Andrew Lorraine: Former MLB player with several teams


1. Could you tell us your story on dropping down?

In 1998 during spring training I was approached by then, pitching coach Nardi Contreras about adding throwing from down lower to add to my arsenal. I worked out of the pen that year in Tacoma and found it very effective vs left handed hitters. I never fully dropped down but always kept it in my arsenal at various points of my career and feel it was very beneficial to prolonging my major and minor league durability. We had a veteran lefty named Tony Fossas who told me "not to be afraid to try something different and accept a role which could aid in a nice major league career like he had after doing so.


2. What are some of the advantages you had from your arm angle?

Versus lefties, I didn't lose much velocity and could come from a different angle and the swings were different. I had a pretty good feel for the slider down there as well and it gave me more options against the tough lefties.

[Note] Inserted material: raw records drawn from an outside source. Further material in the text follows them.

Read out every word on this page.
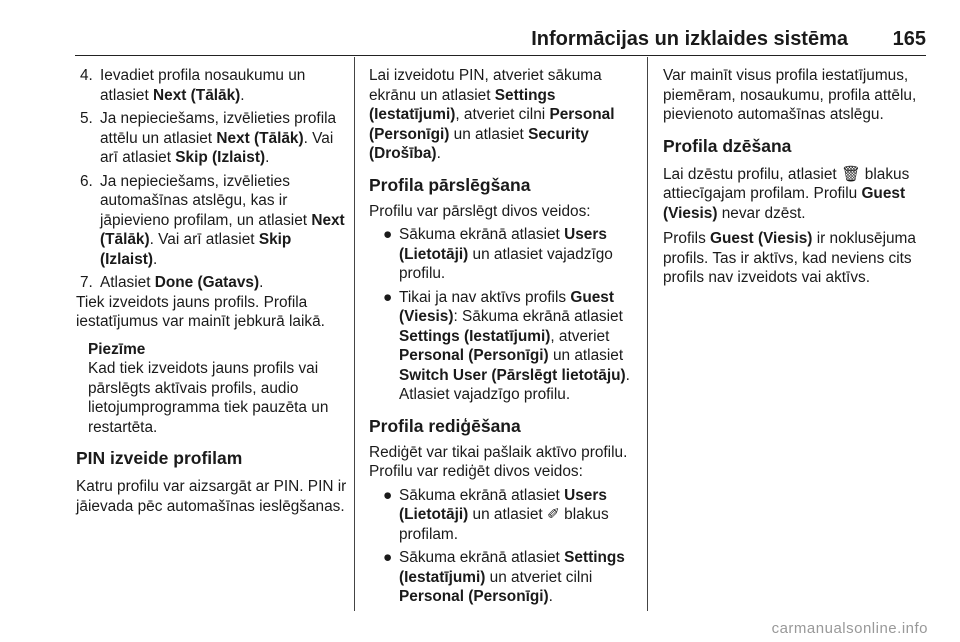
Informācijas un izklaides sistēma 165
4. Ievadiet profila nosaukumu un atlasiet Next (Tālāk).
5. Ja nepieciešams, izvēlieties profila attēlu un atlasiet Next (Tālāk). Vai arī atlasiet Skip (Izlaist).
6. Ja nepieciešams, izvēlieties automašīnas atslēgu, kas ir jāpievieno profilam, un atlasiet Next (Tālāk). Vai arī atlasiet Skip (Izlaist).
7. Atlasiet Done (Gatavs).

Tiek izveidots jauns profils. Profila iestatījumus var mainīt jebkurā laikā.

Piezīme

Kad tiek izveidots jauns profils vai pārslēgts aktīvais profils, audio lietojumprogramma tiek pauzēta un restartēta.

PIN izveide profilam

Katru profilu var aizsargāt ar PIN. PIN ir jāievada pēc automašīnas ieslēgšanas.

Lai izveidotu PIN, atveriet sākuma ekrānu un atlasiet Settings (Iestatījumi), atveriet cilni Personal (Personīgi) un atlasiet Security (Drošība).

Profila pārslēgšana

Profilu var pārslēgt divos veidos:

● Sākuma ekrānā atlasiet Users (Lietotāji) un atlasiet vajadzīgo profilu.
● Tikai ja nav aktīvs profils Guest (Viesis): Sākuma ekrānā atlasiet Settings (Iestatījumi), atveriet Personal (Personīgi) un atlasiet Switch User (Pārslēgt lietotāju). Atlasiet vajadzīgo profilu.

Profila rediģēšana

Rediģēt var tikai pašlaik aktīvo profilu. Profilu var rediģēt divos veidos:

● Sākuma ekrānā atlasiet Users (Lietotāji) un atlasiet ✐ blakus profilam.
● Sākuma ekrānā atlasiet Settings (Iestatījumi) un atveriet cilni Personal (Personīgi).

Var mainīt visus profila iestatījumus, piemēram, nosaukumu, profila attēlu, pievienoto automašīnas atslēgu.

Profila dzēšana

Lai dzēstu profilu, atlasiet 🗑 blakus attiecīgajam profilam. Profilu Guest (Viesis) nevar dzēst.

Profils Guest (Viesis) ir noklusējuma profils. Tas ir aktīvs, kad neviens cits profils nav izveidots vai aktīvs.

carmanualsonline.info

3. If you didn't drop down, do you think you would have had the same success?

I think I would have still been successful but I know that there were lots of important outs I got that were because of the different angle.


4. What would you tell someone debating on changing their arm angle?

A lot of pitchers are afraid to try something new. I would tell them that you will never know until you go for it. Often they are afraid they are going to "lose" what they do over the top or whatever but the truth is that they can always go back. Another problem is that pitchers assume that they are forever a reliever if they drop down and that's not true. Sometimes it takes desperation to try something new.


5. Are there any mechanical tips that you'd give to someone throwing sidearm/submarine?

Don't overhaul the way you throw the ball if you drop down and adjust your torso to angle with your arm. Your arm follows your body and if you lower your arm and stay upright you will put a tremendous amount of stress on your arm and could injure yourself. Practice flat ground work and figure out exactly where the proper slot is for you to throw consistently and effectively. A softball is a great teaching aid to help a pitcher "ride it out" with their arm to get the proper extension from down there. (Be careful with the amount and intensity of the throws with the softball as it is a different type of stress on your arm...use it to get the feel out in front and then add a regular baseball).


6. What pitches did you throw?

I threw fastball, curve, slider and change over the top...From down low, I only threw the fastball and slider.


7. How did you pitch to lefties/righties?

I stayed over the top to right handed hitters. I varied versus lefties but at times dropped down and threw both away and in with my fastball. The slider was mainly away and down when I threw it but I liked to freeze the lefties with the drop down FB on the outside corner, especially if they didn't know I had it.


8. Lastly what was your favorite part about pitching from down there?

My favorite thing was when I could make a good left handed hitter look bad from down there. Sometimes after I got them out down there, I could get a lot more mileage from over the top with the rest of the lineup.